"I did not call you, Charles; you came yourself."
"But you kept me, sir,"—and it struck me on the instant that Davy's delicate device ought not to have been touched upon; so I felt awkward and kept silence.
I was left at home first, and promised Clara I would come, should my mother and the weather agree to permit me. I was hurried to bed by Clo, who had sat up to receive me. I was disappointed at not seeing Millicent, with the unreasonableness which is exclusively fraternal; but Clo informed me that my mother would not permit her to stay out of bed.
"And, Charles, you must not say one word to-night, but eat this slice of bacon and this egg directly, and let me take off your comforter."
The idea of eating eggs and bacon! I managed the egg, but it was all I could do, and she then presented me with a cup of hot barley-water. Oh! have you ever tasted barley-water, with a squeeze of lemon-juice, after listening to the violin? I drank it off, and was just about to make a rush at the door when Clo stopped me.
"My dear Charles, Margareth is gone up to bed; stay until I can light you with my candle. And come into my room to undress, that you may not wake my mother by throwing your brush down."
I was marched off impotent, she preceding me upstairs with a stately step.
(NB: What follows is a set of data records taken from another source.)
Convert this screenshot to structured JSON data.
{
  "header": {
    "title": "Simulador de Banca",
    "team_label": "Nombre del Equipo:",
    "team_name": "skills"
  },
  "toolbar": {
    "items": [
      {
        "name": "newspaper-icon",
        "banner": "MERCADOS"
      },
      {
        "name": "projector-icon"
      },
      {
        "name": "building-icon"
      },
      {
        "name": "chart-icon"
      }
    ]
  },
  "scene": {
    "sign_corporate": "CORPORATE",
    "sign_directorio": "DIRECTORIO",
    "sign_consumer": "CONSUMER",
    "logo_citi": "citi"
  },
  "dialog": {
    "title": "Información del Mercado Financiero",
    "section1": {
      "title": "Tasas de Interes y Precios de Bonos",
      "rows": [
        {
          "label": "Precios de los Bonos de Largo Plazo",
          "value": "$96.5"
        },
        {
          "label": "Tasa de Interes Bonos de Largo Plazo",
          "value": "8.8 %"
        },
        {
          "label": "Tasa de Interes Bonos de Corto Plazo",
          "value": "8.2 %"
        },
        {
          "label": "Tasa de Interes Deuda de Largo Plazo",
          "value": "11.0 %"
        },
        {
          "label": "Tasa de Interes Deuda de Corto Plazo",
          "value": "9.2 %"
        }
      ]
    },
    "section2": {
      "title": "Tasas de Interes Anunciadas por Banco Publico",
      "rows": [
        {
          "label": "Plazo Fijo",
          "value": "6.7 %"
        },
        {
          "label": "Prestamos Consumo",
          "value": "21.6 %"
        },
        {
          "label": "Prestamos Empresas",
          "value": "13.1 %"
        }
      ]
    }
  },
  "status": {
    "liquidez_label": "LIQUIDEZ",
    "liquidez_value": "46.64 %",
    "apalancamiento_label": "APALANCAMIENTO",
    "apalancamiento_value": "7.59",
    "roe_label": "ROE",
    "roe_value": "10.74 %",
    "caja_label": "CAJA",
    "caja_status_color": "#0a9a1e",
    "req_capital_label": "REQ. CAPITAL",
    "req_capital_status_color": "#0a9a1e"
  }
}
But softly as we passed along, Millicent heard us; she just opened a little bit of her door, and stooped to kiss me in her white dressing-gown. "I have chosen my instrument," I said, in a whisper, and she smiled. "Ah, Charles!"
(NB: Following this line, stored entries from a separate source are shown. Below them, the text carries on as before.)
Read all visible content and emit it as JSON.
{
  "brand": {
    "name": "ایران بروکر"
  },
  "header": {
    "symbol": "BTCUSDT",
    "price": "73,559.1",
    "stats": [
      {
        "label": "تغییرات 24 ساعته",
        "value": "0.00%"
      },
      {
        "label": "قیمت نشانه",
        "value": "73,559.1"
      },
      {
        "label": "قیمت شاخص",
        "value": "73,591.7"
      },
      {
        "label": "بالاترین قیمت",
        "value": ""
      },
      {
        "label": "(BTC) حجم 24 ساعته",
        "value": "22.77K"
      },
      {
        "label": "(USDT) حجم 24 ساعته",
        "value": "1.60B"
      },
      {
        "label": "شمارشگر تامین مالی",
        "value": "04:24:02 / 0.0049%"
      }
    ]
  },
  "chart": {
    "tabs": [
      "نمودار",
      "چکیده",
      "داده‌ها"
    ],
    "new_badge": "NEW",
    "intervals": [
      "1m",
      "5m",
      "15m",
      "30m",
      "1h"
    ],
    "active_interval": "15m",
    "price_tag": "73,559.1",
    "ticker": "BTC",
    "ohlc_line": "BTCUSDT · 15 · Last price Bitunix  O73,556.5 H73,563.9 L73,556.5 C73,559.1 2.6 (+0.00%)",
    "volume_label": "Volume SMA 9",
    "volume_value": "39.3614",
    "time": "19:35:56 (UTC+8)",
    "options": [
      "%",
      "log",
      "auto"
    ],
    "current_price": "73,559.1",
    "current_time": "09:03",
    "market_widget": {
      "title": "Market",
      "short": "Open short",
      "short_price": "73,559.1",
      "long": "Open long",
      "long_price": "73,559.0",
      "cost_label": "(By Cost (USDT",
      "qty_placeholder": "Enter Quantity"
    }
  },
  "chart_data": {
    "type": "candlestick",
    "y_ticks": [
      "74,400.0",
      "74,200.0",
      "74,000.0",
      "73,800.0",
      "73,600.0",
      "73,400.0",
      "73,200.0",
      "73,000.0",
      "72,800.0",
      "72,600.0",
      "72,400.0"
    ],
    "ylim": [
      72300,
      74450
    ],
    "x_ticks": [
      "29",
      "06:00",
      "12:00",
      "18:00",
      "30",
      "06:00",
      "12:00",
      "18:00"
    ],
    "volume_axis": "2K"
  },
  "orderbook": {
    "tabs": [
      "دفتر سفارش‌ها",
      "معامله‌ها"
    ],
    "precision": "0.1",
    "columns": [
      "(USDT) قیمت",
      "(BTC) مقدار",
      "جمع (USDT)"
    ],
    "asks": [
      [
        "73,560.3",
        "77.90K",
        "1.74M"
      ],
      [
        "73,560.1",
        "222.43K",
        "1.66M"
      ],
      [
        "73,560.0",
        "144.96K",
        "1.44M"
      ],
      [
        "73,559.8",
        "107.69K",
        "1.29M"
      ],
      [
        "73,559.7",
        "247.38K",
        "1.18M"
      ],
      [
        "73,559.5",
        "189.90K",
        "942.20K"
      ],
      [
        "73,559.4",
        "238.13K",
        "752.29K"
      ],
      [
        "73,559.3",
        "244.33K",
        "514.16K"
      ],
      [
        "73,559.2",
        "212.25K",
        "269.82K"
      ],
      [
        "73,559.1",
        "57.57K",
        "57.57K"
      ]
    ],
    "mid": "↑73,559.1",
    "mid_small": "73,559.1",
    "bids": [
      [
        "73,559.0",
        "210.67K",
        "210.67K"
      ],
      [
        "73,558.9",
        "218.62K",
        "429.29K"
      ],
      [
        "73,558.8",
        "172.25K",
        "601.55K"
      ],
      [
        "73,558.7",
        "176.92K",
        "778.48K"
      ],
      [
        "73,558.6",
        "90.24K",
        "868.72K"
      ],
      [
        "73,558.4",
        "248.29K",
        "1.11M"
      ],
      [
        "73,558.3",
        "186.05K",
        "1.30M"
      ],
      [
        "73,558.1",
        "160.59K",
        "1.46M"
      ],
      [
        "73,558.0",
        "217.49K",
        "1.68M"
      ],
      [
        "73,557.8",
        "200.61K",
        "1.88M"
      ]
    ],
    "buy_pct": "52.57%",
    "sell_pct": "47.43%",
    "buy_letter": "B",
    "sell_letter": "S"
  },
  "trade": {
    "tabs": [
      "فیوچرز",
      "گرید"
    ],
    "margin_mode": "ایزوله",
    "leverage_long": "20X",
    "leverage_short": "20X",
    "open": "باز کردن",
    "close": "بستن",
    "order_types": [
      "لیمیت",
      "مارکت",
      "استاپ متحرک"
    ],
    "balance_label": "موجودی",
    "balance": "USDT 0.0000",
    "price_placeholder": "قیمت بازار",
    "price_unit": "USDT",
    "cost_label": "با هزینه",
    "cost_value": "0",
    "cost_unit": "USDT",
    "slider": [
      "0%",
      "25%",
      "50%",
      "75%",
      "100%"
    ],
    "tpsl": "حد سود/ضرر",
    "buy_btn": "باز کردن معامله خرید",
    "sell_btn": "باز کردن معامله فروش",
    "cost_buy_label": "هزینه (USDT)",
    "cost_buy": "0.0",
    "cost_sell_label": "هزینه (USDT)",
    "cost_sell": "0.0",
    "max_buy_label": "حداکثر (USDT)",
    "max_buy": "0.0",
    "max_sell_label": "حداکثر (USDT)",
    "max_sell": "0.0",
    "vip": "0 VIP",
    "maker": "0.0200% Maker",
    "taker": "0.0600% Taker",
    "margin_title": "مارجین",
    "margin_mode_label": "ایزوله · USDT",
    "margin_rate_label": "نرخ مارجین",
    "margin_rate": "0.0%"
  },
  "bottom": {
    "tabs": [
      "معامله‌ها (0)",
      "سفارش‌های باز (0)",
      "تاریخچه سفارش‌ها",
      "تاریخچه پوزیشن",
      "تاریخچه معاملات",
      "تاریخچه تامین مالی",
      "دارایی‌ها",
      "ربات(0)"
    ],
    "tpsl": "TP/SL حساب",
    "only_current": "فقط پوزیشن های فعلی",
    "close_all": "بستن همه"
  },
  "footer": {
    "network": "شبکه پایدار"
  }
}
I need not recapitulate my harangue the next morning when I came down late and found only Millicent left to make my breakfast. I was expected to be idle, and the rest had gone out to walk. But I wondered, when I came to think, that I had been so careless as to omit asking Clara the hour fixed for Miss Lawrence's visit,—though, perhaps, was my after-thought, she did not know herself. I need not have feared, though; for while I was lying about on the sofa after our dinner, having been informed that I must do so, or I should not practise in the evening, in came Margareth with a little white note directed to "Master Charles Auchester."
"I am sure, Master Charles," said she, "you ought to show it to my mistress, for the person that brought it was no servant in any family hereabouts, and looks more like a gypsy than anything else."
"Well, and so it is a gypsy, Margareth. Of course I shall tell my mother,—I know all about it."